Machines before the late 1960s—such as the PDP-8 and HP 2100—did not have compilers which supported recursion. Their subroutine instructions typically would save the current location in the jump address, and then set the program counter to the next address. While this is simpler than maintaining a stack, since there is only one return location per subroutine code section, there cannot be recursion without considerable effort on the part of the programmer.

A stack machine may have 2 or more stack registers — one of them keeps track of a call stack, the other(s) keep track of other stack(s).

== Stack engine ==
Simpler processors store the stack pointer in a regular hardware register and use the arithmetic logic unit (ALU) to manipulate its value. In processors with instructions that push items onto the stack and pop items from the stack, those instructions are either executed with multiple hardwired CPU cycles or microinstructions or are translated into multiple micro-ops, to separately add/subtract the stack pointer, and perform the load/store in memory.
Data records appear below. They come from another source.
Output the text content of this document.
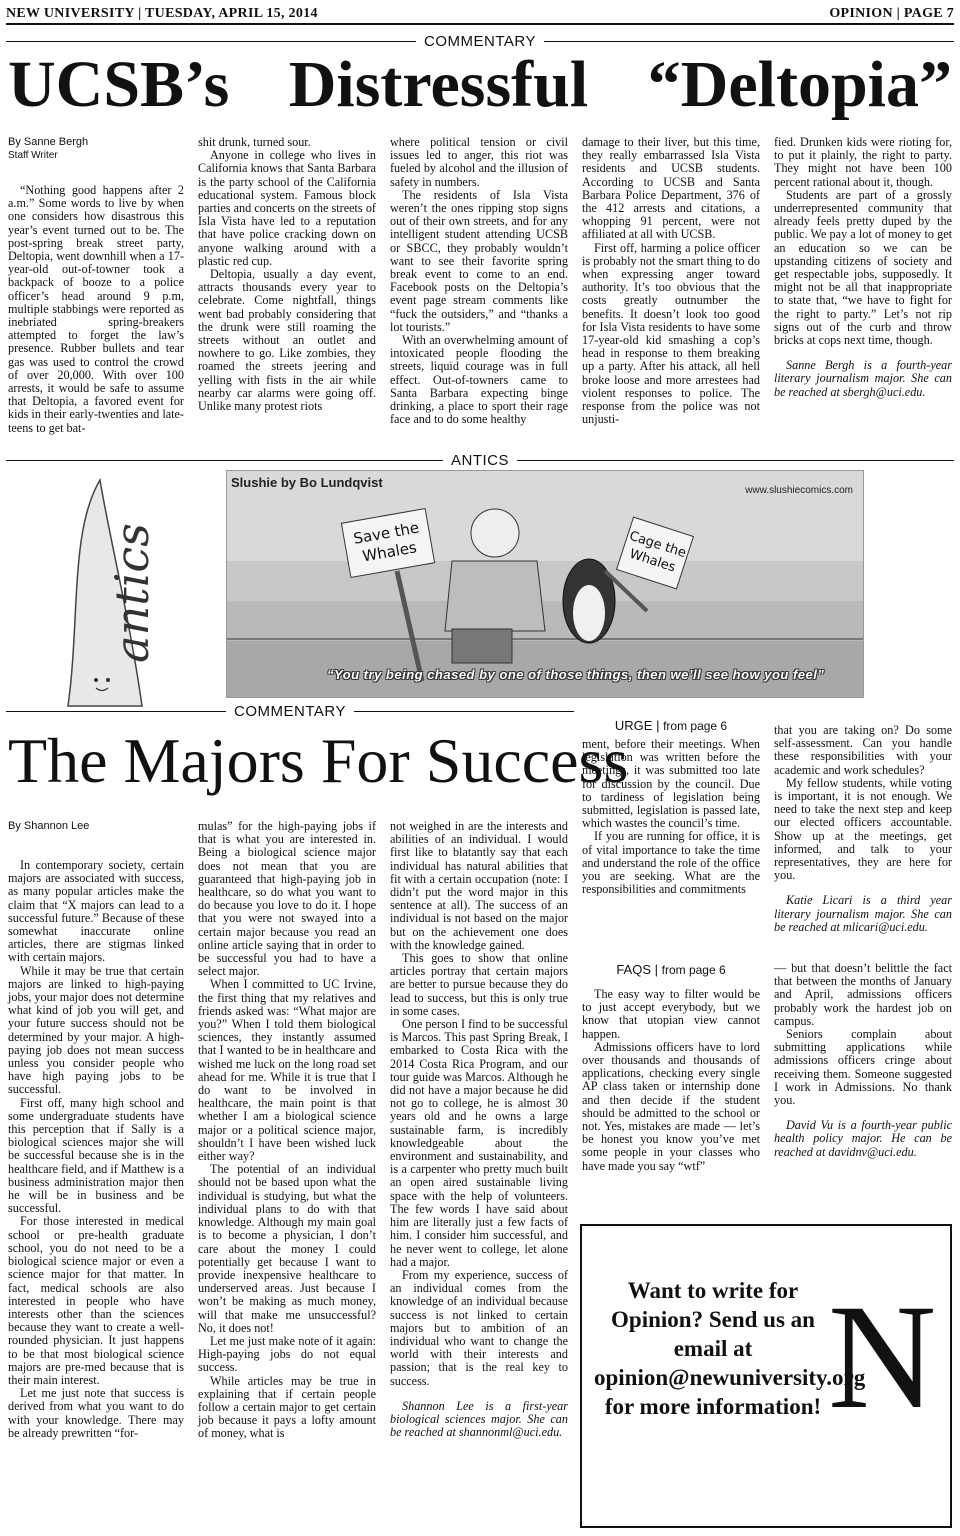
NEW UNIVERSITY | TUESDAY, APRIL 15, 2014	OPINION | PAGE 7
COMMENTARY
UCSB’s Distressful “Deltopia”
By Sanne Bergh
Staff Writer

“Nothing good happens after 2 a.m.” Some words to live by when one considers how disastrous this year’s event turned out to be. The post-spring break street party, Deltopia, went downhill when a 17-year-old out-of-towner took a backpack of booze to a police officer’s head around 9 p.m, multiple stabbings were reported as inebriated spring-breakers attempted to forget the law’s presence. Rubber bullets and tear gas was used to control the crowd of over 20,000. With over 100 arrests, it would be safe to assume that Deltopia, a favored event for kids in their early-twenties and late-teens to get bat-

shit drunk, turned sour.

Anyone in college who lives in California knows that Santa Barbara is the party school of the California educational system. Famous block parties and concerts on the streets of Isla Vista have led to a reputation that have police cracking down on anyone walking around with a plastic red cup.

Deltopia, usually a day event, attracts thousands every year to celebrate. Come nightfall, things went bad probably considering that the drunk were still roaming the streets without an outlet and nowhere to go. Like zombies, they roamed the streets jeering and yelling with fists in the air while nearby car alarms were going off. Unlike many protest riots

where political tension or civil issues led to anger, this riot was fueled by alcohol and the illusion of safety in numbers.

The residents of Isla Vista weren’t the ones ripping stop signs out of their own streets, and for any intelligent student attending UCSB or SBCC, they probably wouldn’t want to see their favorite spring break event to come to an end. Facebook posts on the Deltopia’s event page stream comments like “fuck the outsiders,” and “thanks a lot tourists.”

With an overwhelming amount of intoxicated people flooding the streets, liquid courage was in full effect. Out-of-towners came to Santa Barbara expecting binge drinking, a place to sport their rage face and to do some healthy

damage to their liver, but this time, they really embarrassed Isla Vista residents and UCSB students. According to UCSB and Santa Barbara Police Department, 376 of the 412 arrests and citations, a whopping 91 percent, were not affiliated at all with UCSB.

First off, harming a police officer is probably not the smart thing to do when expressing anger toward authority. It’s too obvious that the costs greatly outnumber the benefits. It doesn’t look too good for Isla Vista residents to have some 17-year-old kid smashing a cop’s head in response to them breaking up a party. After his attack, all hell broke loose and more arrestees had violent responses to police. The response from the police was not unjusti-

fied. Drunken kids were rioting for, to put it plainly, the right to party. They might not have been 100 percent rational about it, though.

Students are part of a grossly underrepresented community that already feels pretty duped by the public. We pay a lot of money to get an education so we can be upstanding citizens of society and get respectable jobs, supposedly. It might not be all that inappropriate to state that, “we have to fight for the right to party.” Let’s not rip signs out of the curb and throw bricks at cops next time, though.

Sanne Bergh is a fourth-year literary journalism major. She can be reached at sbergh@uci.edu.

ANTICS
antics
Slushie by Bo Lundqvist
www.slushiecomics.com
Save the Whales	Cage the Whales
“You try being chased by one of those things, then we’ll see how you feel”
COMMENTARY
The Majors For Success
By Shannon Lee

In contemporary society, certain majors are associated with success, as many popular articles make the claim that “X majors can lead to a successful future.” Because of these somewhat inaccurate online articles, there are stigmas linked with certain majors.

While it may be true that certain majors are linked to high-paying jobs, your major does not determine what kind of job you will get, and your future success should not be determined by your major. A high-paying job does not mean success unless you consider people who have high paying jobs to be successful.

First off, many high school and some undergraduate students have this perception that if Sally is a biological sciences major she will be successful because she is in the healthcare field, and if Matthew is a business administration major then he will be in business and be successful.

For those interested in medical school or pre-health graduate school, you do not need to be a biological science major or even a science major for that matter. In fact, medical schools are also interested in people who have interests other than the sciences because they want to create a well-rounded physician. It just happens to be that most biological science majors are pre-med because that is their main interest.

Let me just note that success is derived from what you want to do with your knowledge. There may be already prewritten “for-

mulas” for the high-paying jobs if that is what you are interested in. Being a biological science major does not mean that you are guaranteed that high-paying job in healthcare, so do what you want to do because you love to do it. I hope that you were not swayed into a certain major because you read an online article saying that in order to be successful you had to have a select major.

When I committed to UC Irvine, the first thing that my relatives and friends asked was: “What major are you?” When I told them biological sciences, they instantly assumed that I wanted to be in healthcare and wished me luck on the long road set ahead for me. While it is true that I do want to be involved in healthcare, the main point is that whether I am a biological science major or a political science major, shouldn’t I have been wished luck either way?

The potential of an individual should not be based upon what the individual is studying, but what the individual plans to do with that knowledge. Although my main goal is to become a physician, I don’t care about the money I could potentially get because I want to provide inexpensive healthcare to underserved areas. Just because I won’t be making as much money, will that make me unsuccessful? No, it does not!

Let me just make note of it again: High-paying jobs do not equal success.

While articles may be true in explaining that if certain people follow a certain major to get certain job because it pays a lofty amount of money, what is

not weighed in are the interests and abilities of an individual. I would first like to blatantly say that each individual has natural abilities that fit with a certain occupation (note: I didn’t put the word major in this sentence at all). The success of an individual is not based on the major but on the achievement one does with the knowledge gained.

This goes to show that online articles portray that certain majors are better to pursue because they do lead to success, but this is only true in some cases.

One person I find to be successful is Marcos. This past Spring Break, I embarked to Costa Rica with the 2014 Costa Rica Program, and our tour guide was Marcos. Although he did not have a major because he did not go to college, he is almost 30 years old and he owns a large sustainable farm, is incredibly knowledgeable about the environment and sustainability, and is a carpenter who pretty much built an open aired sustainable living space with the help of volunteers. The few words I have said about him are literally just a few facts of him. I consider him successful, and he never went to college, let alone had a major.

From my experience, success of an individual comes from the knowledge of an individual because success is not linked to certain majors but to ambition of an individual who want to change the world with their interests and passion; that is the real key to success.

Shannon Lee is a first-year biological sciences major. She can be reached at shannonml@uci.edu.

URGE | from page 6

ment, before their meetings. When legislation was written before the meetings, it was submitted too late for discussion by the council. Due to tardiness of legislation being submitted, legislation is passed late, which wastes the council’s time.

If you are running for office, it is of vital importance to take the time and understand the role of the office you are seeking. What are the responsibilities and commitments

that you are taking on? Do some self-assessment. Can you handle these responsibilities with your academic and work schedules?

My fellow students, while voting is important, it is not enough. We need to take the next step and keep our elected officers accountable. Show up at the meetings, get informed, and talk to your representatives, they are here for you.

Katie Licari is a third year literary journalism major. She can be reached at mlicari@uci.edu.

FAQS | from page 6

The easy way to filter would be to just accept everybody, but we know that utopian view cannot happen.

Admissions officers have to lord over thousands and thousands of applications, checking every single AP class taken or internship done and then decide if the student should be admitted to the school or not. Yes, mistakes are made — let’s be honest you know you’ve met some people in your classes who have made you say “wtf”

— but that doesn’t belittle the fact that between the months of January and April, admissions officers probably work the hardest job on campus.

Seniors complain about submitting applications while admissions officers cringe about receiving them. Someone suggested I work in Admissions. No thank you.

David Vu is a fourth-year public health policy major. He can be reached at davidnv@uci.edu.

Want to write for Opinion? Send us an email at opinion@newuniversity.org for more information! N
Newer processors of that type contain a dedicated stack engine to optimize stack operations. Pentium M was the first x86 processor to introduce a stack engine. In its implementation, the stack pointer is split among two registers: ESP_{O}, which is a 32-bit register, and ESP_{d}, an 8-bit delta value that is updated directly by stack operations. PUSH, POP, CALL and RET opcodes operate directly with the ESP_{d} register. If ESP_{d} is near overflow or the ESP register is referenced from other instructions (when ESP_{d} ≠ 0), a synchronisation micro-op is inserted that updates the ESP_{O} using the ALU and resets ESP_{d} to 0. This design has remained largely unmodified in later Intel processors, although ESP_{O} has been expanded to 64 bits.

A stack engine similar to Intel's was also adopted in the AMD K8 microarchitecture. In Bulldozer, the need for synchronization micro-ops was removed, but the internal design of the stack engine is not known.